Oggi parliamo in Pinterest, un social network in costante ascesa, che gioca ancora sulla vanità per avere successo. Diciamolo chiaramente: se non fossimo incredibilmente vanitosi realtà economiche e sociali come Facebook e Instagram non esisterebbero. Aggiungiamo dunque Pinterest alla lista. Per chi non lo conoscesse, come suggerisce il nome, Pinterest permette di simulare la bacheca di legno, sulla quale si fissano i promemoria e le cose importanti. Un vecchio ricordo di scuola se vogliamo, che risulta utile per fare cosa dunque? Beh, sicuramente condividere e fissare nella propria bacheca tutti gli elementi fotografici che piacciono. Immaginate di sfogliare un magazine di arredamento e vi piace mettere le orecchie alle pagine, per ricordarvi quelle importanti, da rivedere. Così funziona Pinterest.

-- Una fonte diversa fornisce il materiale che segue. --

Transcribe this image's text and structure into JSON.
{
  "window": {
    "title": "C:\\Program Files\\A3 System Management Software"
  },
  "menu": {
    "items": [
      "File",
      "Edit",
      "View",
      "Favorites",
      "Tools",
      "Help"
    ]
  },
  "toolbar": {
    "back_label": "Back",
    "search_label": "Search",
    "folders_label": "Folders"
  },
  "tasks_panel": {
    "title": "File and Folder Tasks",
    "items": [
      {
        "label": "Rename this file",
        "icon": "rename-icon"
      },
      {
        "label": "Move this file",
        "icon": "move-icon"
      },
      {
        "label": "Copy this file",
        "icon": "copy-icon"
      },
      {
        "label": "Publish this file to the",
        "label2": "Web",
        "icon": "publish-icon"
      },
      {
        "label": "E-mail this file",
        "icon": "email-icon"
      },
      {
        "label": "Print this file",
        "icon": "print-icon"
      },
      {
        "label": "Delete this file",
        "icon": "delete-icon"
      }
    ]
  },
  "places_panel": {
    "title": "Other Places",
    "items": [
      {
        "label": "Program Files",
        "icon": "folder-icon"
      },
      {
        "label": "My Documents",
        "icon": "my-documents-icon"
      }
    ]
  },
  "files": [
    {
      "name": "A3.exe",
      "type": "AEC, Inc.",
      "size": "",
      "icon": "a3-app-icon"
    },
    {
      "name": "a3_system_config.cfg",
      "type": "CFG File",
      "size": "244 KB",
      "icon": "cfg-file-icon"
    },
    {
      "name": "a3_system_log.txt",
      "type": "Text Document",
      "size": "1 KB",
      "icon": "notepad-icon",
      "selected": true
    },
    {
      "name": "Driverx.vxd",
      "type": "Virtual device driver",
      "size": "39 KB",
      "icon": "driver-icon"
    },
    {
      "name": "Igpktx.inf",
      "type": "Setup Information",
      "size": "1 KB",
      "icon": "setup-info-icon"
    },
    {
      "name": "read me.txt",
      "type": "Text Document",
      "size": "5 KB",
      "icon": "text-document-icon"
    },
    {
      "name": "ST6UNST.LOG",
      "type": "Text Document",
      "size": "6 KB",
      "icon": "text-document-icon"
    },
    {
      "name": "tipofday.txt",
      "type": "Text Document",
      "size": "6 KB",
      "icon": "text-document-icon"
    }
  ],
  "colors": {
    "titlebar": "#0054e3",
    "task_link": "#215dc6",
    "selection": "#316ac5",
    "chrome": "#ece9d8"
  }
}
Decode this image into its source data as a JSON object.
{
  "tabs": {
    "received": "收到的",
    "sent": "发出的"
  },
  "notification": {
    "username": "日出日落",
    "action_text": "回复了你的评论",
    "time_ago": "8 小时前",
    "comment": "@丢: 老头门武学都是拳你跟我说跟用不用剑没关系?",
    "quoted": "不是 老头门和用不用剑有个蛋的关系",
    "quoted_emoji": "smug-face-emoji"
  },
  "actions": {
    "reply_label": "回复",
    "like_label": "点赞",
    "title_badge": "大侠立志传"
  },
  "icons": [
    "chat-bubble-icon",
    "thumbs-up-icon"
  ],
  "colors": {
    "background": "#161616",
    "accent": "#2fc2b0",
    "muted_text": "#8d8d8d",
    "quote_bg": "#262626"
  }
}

La differenza con Facebook o Twitter è comunque evidente. La prima differenza è che Pinterest è quasi tutto fatto di immagini, che normalmente collegano a pagine, con una funziona di anteprima. Immaginate di stare leggendo un post nel quale ci sia un’immagine. Grazie a un’estensione su Chrome o Firefox è possibile “fissare” nella propria bacheca, senza mai andare all’account Pinterest. Un’analogia c’è comunque nel sistema di condivisione: come Facebook, gli utenti possono commentare, esprimere una sorta di like e “ri-pinnare” sul proprio profilo. Analogo comportamento lo si nota in Tumblr.

Pinterest si è affermato come un ottimo strumento di web marketing, soprattutto per gli e-commerce. Dei casi studio hanno dimostrato l’alta incidenza di Pinterest, superando Twitter e sommando il traffico che si riceve da YouTube, LinkedIn e Google Plus combinati. Non male vero? Il segreto sta tutto nelle immagini. Ad esempio: un sito che vende forniture per la casa, come arredamenti, letti, divani, non può rinunciare a Pinterest. La possibilità di far vedere i propri prodotti è troppo ghiotta. Ovviamente l’account va gestito in modo social: il responsabile deve saper creare connessioni tematiche, ri-pinnare i pin degli altri utenti a tema e non essere esageratemente protettivo nei confronti del suo business. Ad esempio potrebbe mostrare molti prodotti del settore, non limitandosi al suo (basterebbe farlo nei confronti di siti stranieri, non in concorrenza). Pinterest è una grossa opportunità anche per gli albergatori e per chi ha in genere begli elementi da mostrare. L’obiettivo di Pinterest è simile a quello di Google: non ha interesse nel far navigare sul proprio sito, ma vuole rafforzare la condivisione da esterno, da altri siti, anche nel settore mobile, attraverso l’applicazione per iPhone, iPad e dispositivi Android. Lo scopo sociale di Pinterest è quello di ispirare e suggerire. Grazie alla profusione di immagini gli utenti possono cercare tra più stili, gusti, trovando il modo di offrire soluzioni per qualunque cosa stimoli il gusto personale, in modo interattivo e piacevole per gli occhi.